Whether you are an iOS app developer or an Android app developer, both platforms have their strengths and weaknesses. For Android app builders, it is always a challenge to make sure the app will run on all existing operating systems.
Currently, the oldest operating system still in use is Donut, which was introduced on 15th December 2009. Other systems in use are Éclair, Froyo, Gingerbread, Honeycomb, and Ice Cream Sandwich. According to a recent post on the Android Developer’s website, Jelly Bean 4.1 has a market distribution of 12.2%, while version 4.2 has a distribution of 1.4%, for a total of 13.6%. The most widely used Android OS is Gingerbread, which operates a total of 45.6% of all Android devices.
Android introduced Jelly Bean 4.1 to the market last June, and released it to the Android Open Source Project on 9th July. Jelly Bean was the operating system used for the launch of the Nexus 7. Version 4.2 was released as the operating system for the Nexus 4 and the Nexus 10, which were launched on 13th November.

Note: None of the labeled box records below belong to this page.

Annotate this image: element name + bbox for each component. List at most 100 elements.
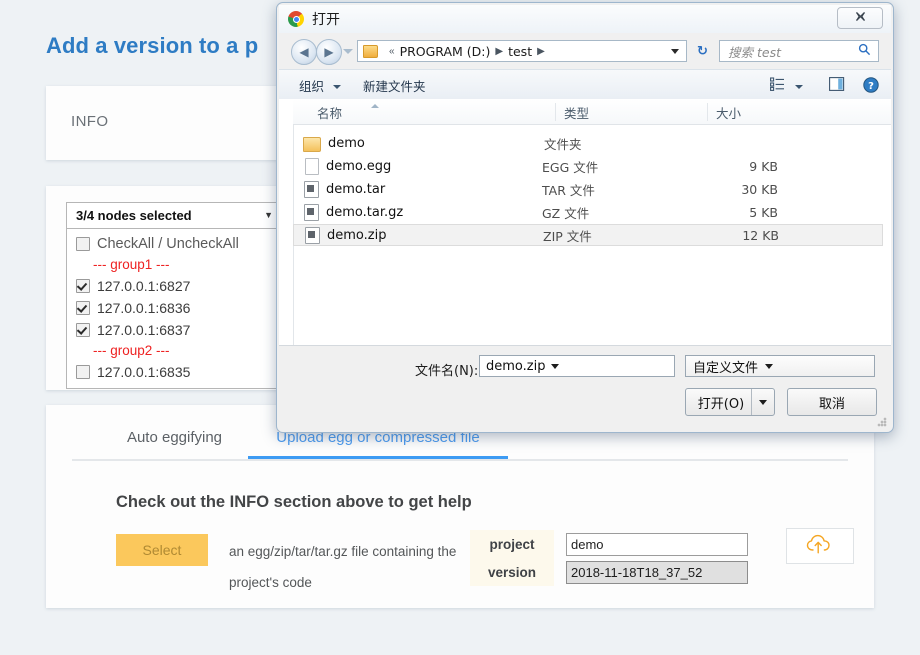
file-size: 30 KB [741,181,778,197]
preview-pane-button[interactable] [829,77,845,96]
chevron-down-icon [759,399,767,405]
field-row-version: version 2018-11-18T18_37_52 [470,558,748,586]
file-row[interactable]: demo 文件夹 [293,132,891,154]
node-checkall-label: CheckAll / UncheckAll [97,236,239,252]
close-button[interactable] [837,7,883,29]
node-row[interactable]: 127.0.0.1:6837 [67,319,280,341]
file-open-dialog: 打开 ◀ ▶ « PROGRAM (D:) ▶ test ▶ ↻ 搜索 test… [276,2,894,433]
file-icon [305,157,319,175]
breadcrumb-drive[interactable]: PROGRAM (D:) [400,44,491,59]
column-header-type[interactable]: 类型 [555,103,714,121]
open-button[interactable]: 打开(O) [685,388,775,416]
archive-icon [305,226,320,244]
dialog-navbar: ◀ ▶ « PROGRAM (D:) ▶ test ▶ ↻ 搜索 test [279,33,891,69]
version-fields: project demo version 2018-11-18T18_37_52 [470,530,748,586]
version-input[interactable]: 2018-11-18T18_37_52 [566,560,748,584]
file-row[interactable]: demo.tar.gz GZ 文件 5 KB [293,201,891,223]
file-name: demo.tar [326,181,386,197]
chevron-right-icon: ▶ [537,45,545,57]
arrow-right-icon: ▶ [324,45,334,59]
dialog-titlebar[interactable]: 打开 [279,5,891,33]
node-multiselect-header[interactable]: 3/4 nodes selected ▼ [66,202,281,229]
column-header-name[interactable]: 名称 [309,103,555,121]
cancel-button[interactable]: 取消 [787,388,877,416]
checkbox-icon[interactable] [76,237,90,251]
help-icon: ? [863,77,879,97]
field-key-project: project [470,530,554,558]
chevron-down-icon [333,85,341,89]
column-header: 名称 类型 大小 [293,99,891,125]
filetype-select[interactable]: 自定义文件 [685,355,875,377]
address-bar[interactable]: « PROGRAM (D:) ▶ test ▶ [357,40,687,62]
chevron-down-icon[interactable] [671,48,679,54]
breadcrumb-folder[interactable]: test [508,44,532,59]
folder-icon [363,44,378,58]
node-multiselect[interactable]: 3/4 nodes selected ▼ CheckAll / UncheckA… [66,202,281,389]
open-split-arrow[interactable] [751,389,774,415]
archive-icon [304,180,319,198]
recent-locations-icon[interactable] [343,49,353,54]
node-label: 127.0.0.1:6827 [97,278,191,294]
help-button[interactable]: ? [863,77,879,98]
column-header-size[interactable]: 大小 [707,103,800,121]
new-folder-button[interactable]: 新建文件夹 [363,76,426,95]
file-name: demo.tar.gz [326,204,404,220]
organize-menu[interactable]: 组织 [299,76,341,95]
file-name: demo [328,135,365,151]
refresh-icon: ↻ [697,43,708,58]
chevron-down-icon[interactable] [551,363,560,369]
filetype-value: 自定义文件 [693,360,759,376]
refresh-button[interactable]: ↻ [690,40,715,62]
file-row[interactable]: demo.egg EGG 文件 9 KB [293,155,891,177]
node-label: 127.0.0.1:6835 [97,364,191,380]
file-name: demo.egg [326,158,392,174]
chevron-down-icon [765,363,774,369]
checkbox-icon[interactable] [76,365,90,379]
dialog-title: 打开 [312,12,340,28]
node-group-label: --- group1 --- [93,257,170,272]
filename-label: 文件名(N): [415,364,479,379]
node-row[interactable]: 127.0.0.1:6836 [67,297,280,319]
node-group-label: --- group2 --- [93,343,170,358]
forward-button[interactable]: ▶ [316,39,342,65]
chevron-right-icon: ▶ [495,45,504,57]
search-input[interactable]: 搜索 test [728,42,781,61]
checkbox-icon[interactable] [76,279,90,293]
file-row-selected[interactable]: demo.zip ZIP 文件 12 KB [293,224,883,246]
node-checkall-row[interactable]: CheckAll / UncheckAll [67,233,280,255]
help-heading: Check out the INFO section above to get … [116,493,472,511]
list-view-icon [769,77,790,95]
search-icon [858,43,871,59]
node-label: 127.0.0.1:6837 [97,322,191,338]
select-file-button[interactable]: Select [116,534,208,566]
node-label: 127.0.0.1:6836 [97,300,191,316]
file-type: GZ 文件 [542,205,590,221]
search-box[interactable]: 搜索 test [719,40,879,62]
close-icon [855,11,866,25]
node-list: CheckAll / UncheckAll --- group1 --- 127… [66,229,281,389]
view-mode-button[interactable] [769,77,803,96]
dialog-toolbar: 组织 新建文件夹 ? [279,69,891,101]
node-row[interactable]: 127.0.0.1:6835 [67,361,280,383]
node-row[interactable]: 127.0.0.1:6827 [67,275,280,297]
tab-auto-eggifying[interactable]: Auto eggifying [102,419,247,457]
project-input[interactable]: demo [566,532,748,556]
filename-input[interactable]: demo.zip [479,355,675,377]
resize-grip[interactable] [877,417,887,427]
back-button[interactable]: ◀ [291,39,317,65]
file-row[interactable]: demo.tar TAR 文件 30 KB [293,178,891,200]
breadcrumb-prefix: « [389,45,395,57]
node-selection-summary: 3/4 nodes selected [76,208,192,223]
field-key-version: version [470,558,554,586]
checkbox-icon[interactable] [76,301,90,315]
file-name: demo.zip [327,227,387,243]
file-type: 文件夹 [544,136,582,152]
svg-text:?: ? [868,81,874,92]
checkbox-icon[interactable] [76,323,90,337]
file-list-pane: 名称 类型 大小 demo 文件夹 demo.egg EGG 文件 9 KB d… [279,99,891,346]
upload-button[interactable] [786,528,854,564]
file-type: EGG 文件 [542,159,599,175]
chevron-down-icon [795,85,803,89]
filename-value: demo.zip [486,358,546,374]
cloud-upload-icon [804,532,836,561]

Android also released statistics on what screens people are using for their Android mobile devices. 51.1% are using high density screens, while 28.7% are using xhdpi, or “extra high density” screens. An example is the Samsung Galaxy S III.
The good news here is that close to 60% are using either Gingerbread or Jelly Bean. The bad news is that there are still a lot of older versions of Android out there. So, what does this mean to an Android app or game developer? Not a lot, but it definitely makes us work a bit harder here as Android app builders. One thing it definitely means is that the launch of the Nexus tablets and the Galaxy S III was very successful.
Android is open source, and manufacturers often lend their own tweaks to the system for their own devices. While this is often a problem, when all is said and done, it works mostly in the developer’s favour.
Android devices generally cost less than Apple devices, and they can be more-easily replaced. A lot of users who are frustrated with older phones simply buy new ones. Google usually provides major updates to Android every 6-9 months. Since smartphones and tablets are evolving yearly, this isn’t as much of a problem as one may think.
Without getting too technical here, an app can easily be made to work on older operating systems, but don’t forget that as the Android updates occur, the hardware becomes more advanced, too. If you develop an Android game that is made to take advantage of newer hardware with better graphics and larger memory, it often won’t work on an older smartphone, just as an elaborate game program won’t work on a five year-old computer due to CPU and memory requirements.
We think that yearly evolution is good for business on our end as an Android app builder and on your end as a developer. While some apps may last forever, there is a lot of competition out there, and a lot of new apps being developed every day. The bottom line is that no app lasts forever, just like no software or computer operating system lasts forever.
People are used to buying updates and upgrades on both windows and iOS computers. They are used to new versions of software, and spend upwards of $100 on some of them. No consumer is going to complain that he has to spend between $1 and $5 on a new app for his new smartphone; he is just going to buy the new version for his new phone.
That gives you the opportunity to debug and update any apps. If you solicit feedback, you may include new features on your next version because a lot of people requested them. If you have a game where a lot of people have reached the top level, you might want to upgrade it with a few new, higher levels to give them a challenge. Nobody who has thrashed a game at the highest level is going to resist getting another chance to prove his superiority over a game he has already “defeated.”
The same logic applies for office apps, social apps, and the like. If you have an avenue for customers to keep in contact, or a forum for users, their feedback will give you a lot of directions for tweaks, added features, and even new products. So, when a new operating system comes out, you simply come out with a new, enhanced version of your app, optimised for the new operating system.